Les profanes condamnoient au supplice des bêtes les premiers Chrétiens, qui loin de se défendre, se laissoient massacrer comme des agneaux.

Mais les bêtes féroces ne servoient pas seulement dans les amphithéatres ; il y avoit chez les Grecs & les Romains des gens qui les apprivoisoient, leur apprenoient des tours de souplesse, & les rendoient dociles au joug, si l’on en croit les monumens & les Poëtes. On voit dans plusieurs morceaux antiques des léopards, des lions, des pantheres, des cerfs, &c. attelés. On lit dans Martial que les léopards ont été subjugués, les tigres conduits avec le foüet, les cerfs bridés, les ours emmuselés, les sangliers conduits au licou, les bisontes, ou taureaux sauvages, mis aux chars, &c.

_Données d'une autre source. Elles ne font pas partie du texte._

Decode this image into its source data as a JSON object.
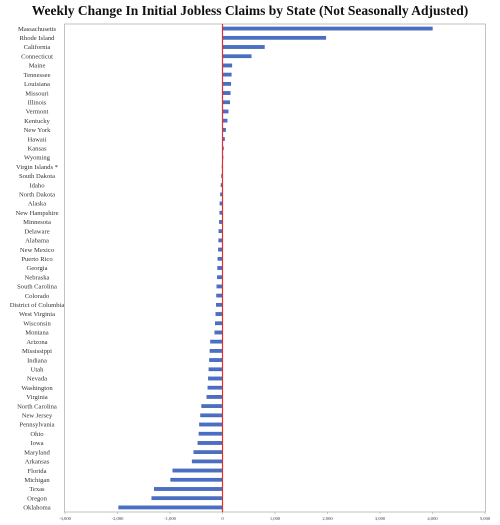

Les Grecs, dit le savant pere de Montfaucon, l’emportoient sur les Romains dans cet art, ainsi qu’en plusieurs autres : on vit dans la seule pompe de Ptolemée Philadelphe, vingt-quatre chars tirés par des éléphans, soixante par des boucs, douze par des lions, sept par des orix, cinq par des bufles, huit par des autruches, & quatre par des zebres.

L’empereur Eliogabale fit tirer son char par quatre chiens d’une grandeur énorme ; il parut en public traîné par quatre cerfs ; il fit une autre fois atteler des lions & des tigres : dans ces occasions il prenoit les habits des dieux auxquels ces animaux étoient consacrés. Voyez Amphithéatre, Cirque, Théatre, Gymnase, Gymnastique, Athlète, Lutte, Lutteur .

Bêtes, (Chasse.) Les chasseurs distribuent les bêtes en fauves, en noires, & en rousses ou carnacieres : les fauves sont les cerfs, les dains, les chevreuils, avec leurs femelles & faons ; les noires sont les sangliers & les marcassins. Les bêtes fauves & noires composent la grande venaison. Les bêtes rousses ou carnacieres, sont le loup, le renard, le blaireau, la fouine, le putois, &c. il est permis à tout le monde de les chasser & tuer. Voyez Venaison.

Bête chevaline, (Manége.) c’est la même chose que cheval : mais cela ne se dit que d’un cheval de paysan, ou de peu de valeur. Bête bleue, est une expression figurée & proverbiale, qui signifie un cheval qui n’est propre à rien. (V)

Bête, jeu de la bête ou de l’homme, (Jeu.) Il se joüe à trois, quatre, cinq, six, & même sept : mais dans ce dernier cas il faut que le jeu soit composé de trente-six cartes, & que la tourne soit la derniere du jeu de celui qui mêle : mais le mieux c’est de la joüer à cinq & à trois. Le jeu de cartes, quand on n’est que cinq, ne doit contenir que trente-deux cartes ; & à quatre & à trois on ôte les sept. Le roi est la principale carte du jeu de la bête ; la dame le suit & emporte le valet, qui leve l’as, celui-ci le dix, & ainsi des autres. Celui à qui il écheoit de mêler les cartes, les fait couper à l’ordinaire au premier de sa gauche, & en distribue cinq à chaque joüeur, en tel nombre

à la fois qu’il lui plaît. Il y a de l’avantage à joüer en premier. Quand les cartes sont ainsi données, l’on tourne la premiere du talon que l’on y laisse retournée, parce qu’elle est la triomphe pendant tout le coup.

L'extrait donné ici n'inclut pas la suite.